Resource-efficient Automatic Refinement of Segmentations via Weak Supervision from Light Feedback
- URL: http://arxiv.org/abs/2511.02576v1
- Date: Tue, 04 Nov 2025 13:53:10 GMT
- Title: Resource-efficient Automatic Refinement of Segmentations via Weak Supervision from Light Feedback
- Authors: Alix de Langlais, Benjamin Billot, Théo Aguilar Vidal, Marc-Olivier Gauci, Hervé Delingette,
- Abstract summary: We present SCORE, a weakly supervised framework that learns to refine mask predictions only using light feedback during training.<n>We demonstrate SCORE on humerus CT scans, where it considerably improves initial predictions and achieves performance on par with existing refinement methods.

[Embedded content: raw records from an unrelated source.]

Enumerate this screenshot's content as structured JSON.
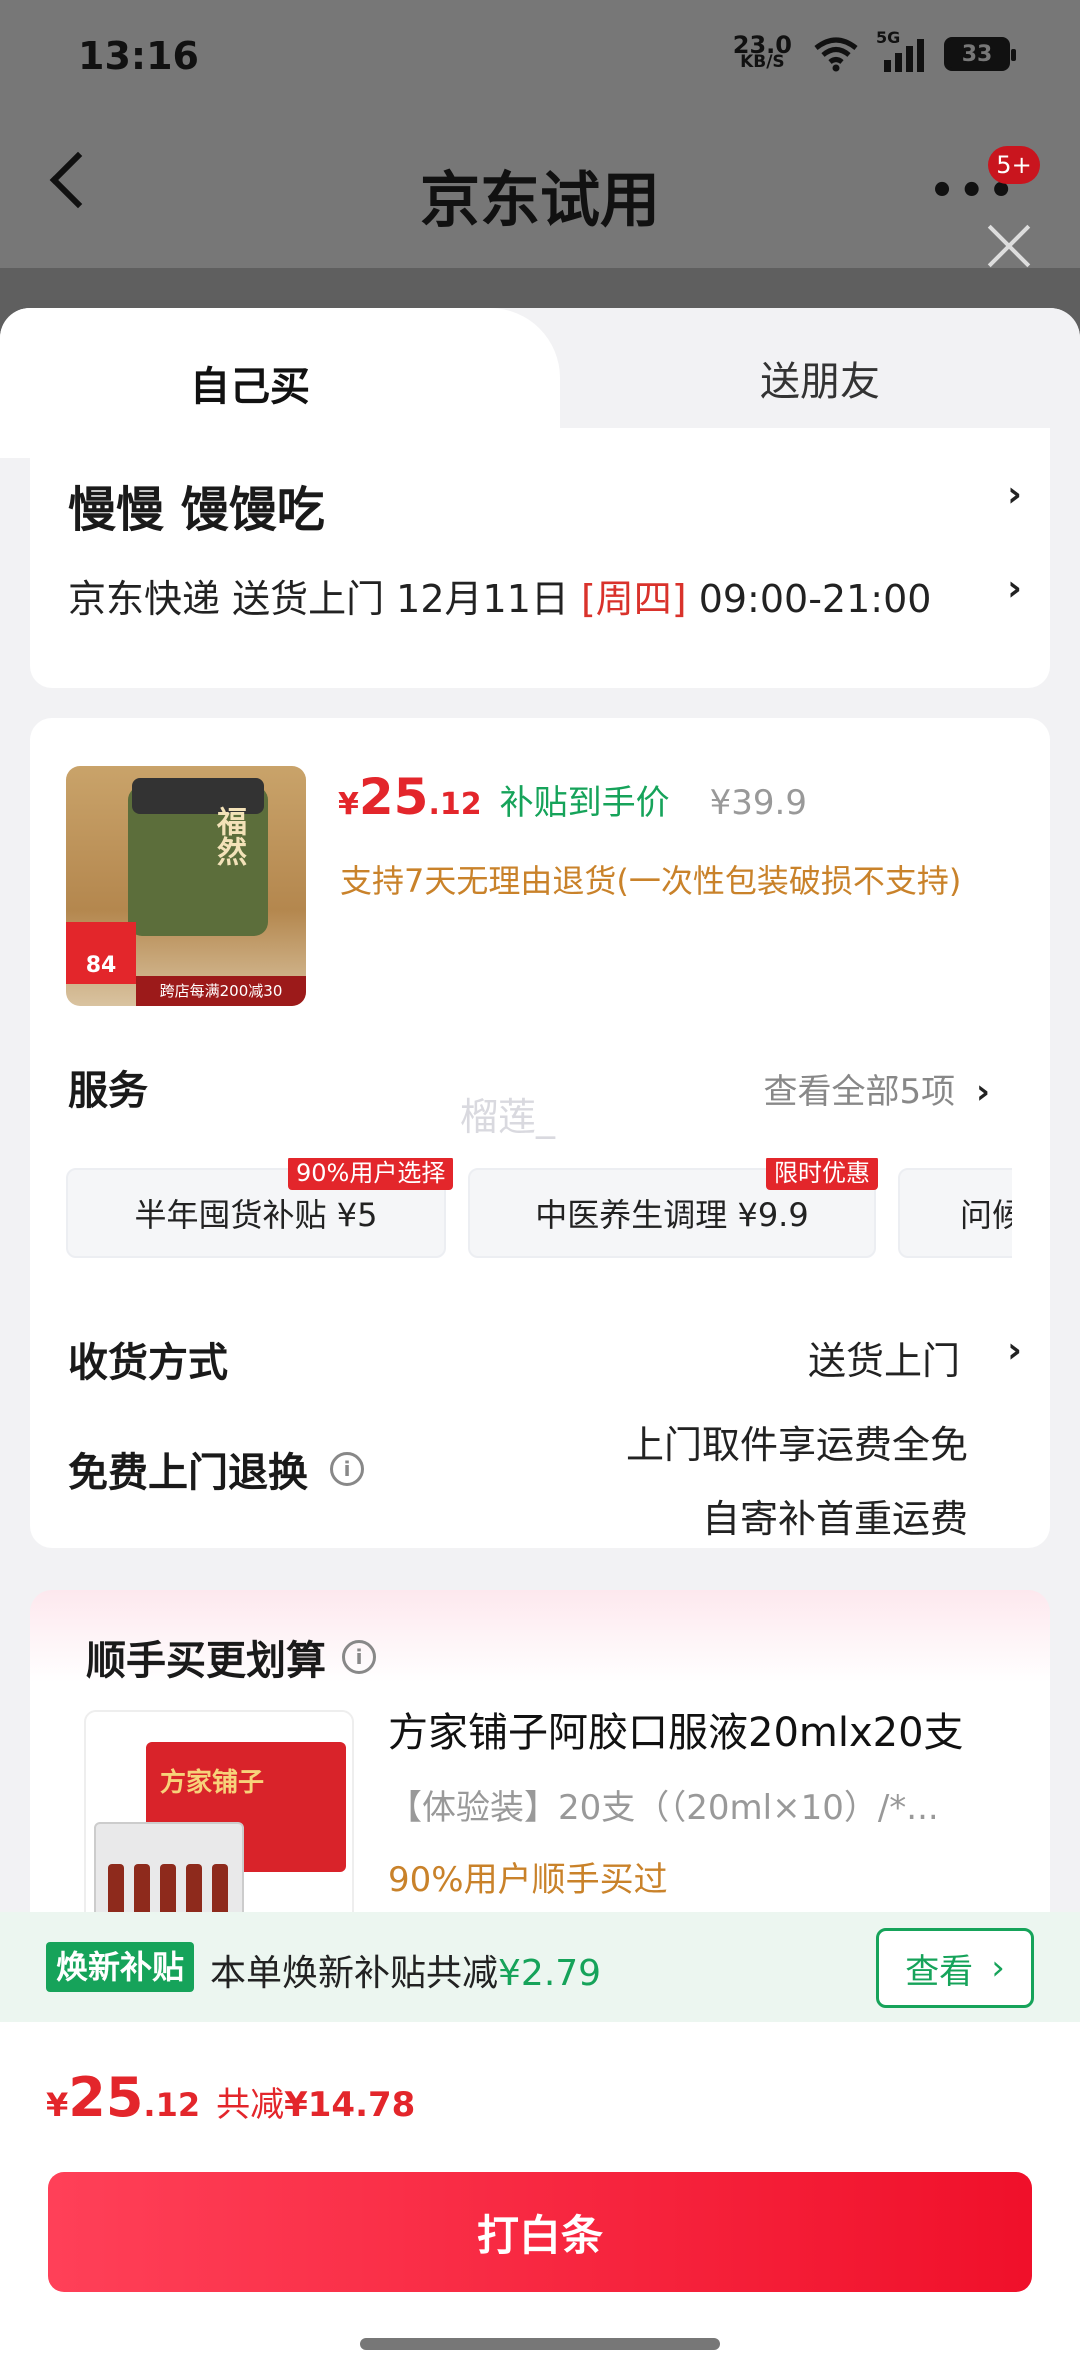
{
  "status_bar": {
    "time": "13:16",
    "net_speed_value": "23.0",
    "net_speed_unit": "KB/S",
    "signal": "5G",
    "battery": "33"
  },
  "nav": {
    "title": "京东试用",
    "more": "•••",
    "badge": "5+"
  },
  "tabs": {
    "own": "自己买",
    "friend": "送朋友"
  },
  "address": {
    "name": "慢慢  馒馒吃",
    "delivery_prefix": "京东快递 送货上门 12月11日 ",
    "delivery_day": "[周四]",
    "delivery_time": " 09:00-21:00"
  },
  "product": {
    "thumb_brand": "福然",
    "thumb_tag": "84",
    "thumb_strip": "跨店每满200减30",
    "price_symbol": "¥",
    "price_int": "25",
    "price_dec": ".12",
    "subsidy_label": "补贴到手价",
    "original_price": "¥39.9",
    "refund_policy": "支持7天无理由退货(一次性包装破损不支持)"
  },
  "services": {
    "title": "服务",
    "view_all": "查看全部5项",
    "watermark": "榴莲_",
    "items": [
      {
        "label": "半年囤货补贴  ¥5",
        "badge": "90%用户选择"
      },
      {
        "label": "中医养生调理  ¥9.9",
        "badge": "限时优惠"
      },
      {
        "label": "问候",
        "badge": ""
      }
    ]
  },
  "receive": {
    "title": "收货方式",
    "value": "送货上门"
  },
  "returns": {
    "title": "免费上门退换",
    "line1": "上门取件享运费全免",
    "line2": "自寄补首重运费"
  },
  "addon": {
    "title": "顺手买更划算",
    "box_label": "方家铺子",
    "name": "方家铺子阿胶口服液20mlx20支",
    "spec": "【体验装】20支（（20ml×10）/*...",
    "note": "90%用户顺手买过"
  },
  "subsidy_bar": {
    "tag": "焕新补贴",
    "text": "本单焕新补贴共减",
    "amount": "¥2.79",
    "button": "查看"
  },
  "checkout": {
    "symbol": "¥",
    "int": "25",
    "dec": ".12",
    "saved_label": "共减",
    "saved_amount": "¥14.78",
    "button": "打白条"
  },
  "colors": {
    "accent_red": "#e3262b",
    "subsidy_green": "#16a35a",
    "refund_orange": "#c9822a"
  }
}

- Score: 1.8082075562656847
- License: http://arxiv.org/licenses/nonexclusive-distrib/1.0/
- Abstract: Delineating anatomical regions is a key task in medical image analysis. Manual segmentation achieves high accuracy but is labor-intensive and prone to variability, thus prompting the development of automated approaches. Recently, a breadth of foundation models has enabled automated segmentations across diverse anatomies and imaging modalities, but these may not always meet the clinical accuracy standards. While segmentation refinement strategies can improve performance, current methods depend on heavy user interactions or require fully supervised segmentations for training. Here, we present SCORE (Segmentation COrrection from Regional Evaluations), a weakly supervised framework that learns to refine mask predictions only using light feedback during training. Specifically, instead of relying on dense training image annotations, SCORE introduces a novel loss that leverages region-wise quality scores and over/under-segmentation error labels. We demonstrate SCORE on humerus CT scans, where it considerably improves initial predictions from TotalSegmentator, and achieves performance on par with existing refinement methods, while greatly reducing their supervision requirements and annotation time. Our code is available at: https://gitlab.inria.fr/adelangl/SCORE.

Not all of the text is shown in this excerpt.